For context, from the April market low to the recent peak, the S&P 500 had gained about 14%, which was approaching the median rebound of about 17% that we have seen following past drawdowns since 2009. And given these gains, we have been expecting a choppier environment as we move into the historically more challenging seasonal period.

Moreover, even though the S&P 500 historically has tended to add to gains by year end following strong first halves (average +9% additional return), there have often been hiccups along the way. Indeed, the market has averaged a maximum peak-to-trough pullback of 9% at some point in the second half following strong first halves.

Notably, the S&P 500 has averaged three market pullbacks of at least 5% per year historically versus only one so far this year. While always uncomfortable and typically accompanied by bad news, pullbacks are the admission price to the stock market. This is what provides the potential for higher longer-term returns relative to most other asset classes.

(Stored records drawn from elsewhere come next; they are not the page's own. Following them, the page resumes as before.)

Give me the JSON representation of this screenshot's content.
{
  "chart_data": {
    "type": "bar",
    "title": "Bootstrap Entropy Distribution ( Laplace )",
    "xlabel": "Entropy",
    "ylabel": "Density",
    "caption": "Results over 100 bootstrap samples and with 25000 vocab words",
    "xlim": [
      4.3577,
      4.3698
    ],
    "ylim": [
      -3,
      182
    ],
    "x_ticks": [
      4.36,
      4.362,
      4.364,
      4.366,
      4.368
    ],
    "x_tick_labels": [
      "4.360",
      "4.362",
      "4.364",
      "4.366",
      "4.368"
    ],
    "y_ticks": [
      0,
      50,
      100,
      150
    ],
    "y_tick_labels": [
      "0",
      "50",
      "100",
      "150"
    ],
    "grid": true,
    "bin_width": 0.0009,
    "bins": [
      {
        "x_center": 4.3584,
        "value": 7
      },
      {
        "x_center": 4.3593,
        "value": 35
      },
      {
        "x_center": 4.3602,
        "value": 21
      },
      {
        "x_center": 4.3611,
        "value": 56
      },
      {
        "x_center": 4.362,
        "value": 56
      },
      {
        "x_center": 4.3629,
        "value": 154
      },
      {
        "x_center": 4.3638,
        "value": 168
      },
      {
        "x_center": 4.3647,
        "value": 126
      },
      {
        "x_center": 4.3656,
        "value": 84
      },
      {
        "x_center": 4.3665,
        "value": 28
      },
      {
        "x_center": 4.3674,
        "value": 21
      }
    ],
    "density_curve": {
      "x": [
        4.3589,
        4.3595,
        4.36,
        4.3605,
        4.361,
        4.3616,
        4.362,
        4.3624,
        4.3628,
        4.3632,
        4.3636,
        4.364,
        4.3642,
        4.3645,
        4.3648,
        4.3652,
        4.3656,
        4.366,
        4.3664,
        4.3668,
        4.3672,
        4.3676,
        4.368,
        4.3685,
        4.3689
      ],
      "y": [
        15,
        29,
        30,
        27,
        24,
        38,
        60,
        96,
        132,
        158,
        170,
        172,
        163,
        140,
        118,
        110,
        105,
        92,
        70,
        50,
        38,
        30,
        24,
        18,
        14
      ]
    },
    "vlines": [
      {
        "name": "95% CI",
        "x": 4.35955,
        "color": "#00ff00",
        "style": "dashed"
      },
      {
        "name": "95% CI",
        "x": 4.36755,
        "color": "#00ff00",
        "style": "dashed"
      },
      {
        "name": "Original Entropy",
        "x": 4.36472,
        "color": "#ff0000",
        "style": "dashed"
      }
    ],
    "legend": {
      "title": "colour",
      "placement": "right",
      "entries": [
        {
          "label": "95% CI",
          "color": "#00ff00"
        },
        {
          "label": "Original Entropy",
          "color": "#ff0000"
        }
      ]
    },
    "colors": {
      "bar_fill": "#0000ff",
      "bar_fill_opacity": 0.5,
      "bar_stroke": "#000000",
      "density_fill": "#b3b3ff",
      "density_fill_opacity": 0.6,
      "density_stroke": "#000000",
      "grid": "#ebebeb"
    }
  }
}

In late June, we downgraded our short-term view of the tech sector following its strongest two-month outperformance cycle since 2002. Our work suggested the rubber band had become too stretched and expectations too high in the short term. Indeed, prior to the recent sharp pullback, the sector had been up 36% year to date; even with the recent setback, it remains up 23%. We maintain a favorable longer-term view of the sector, but this corrective period likely has further to go.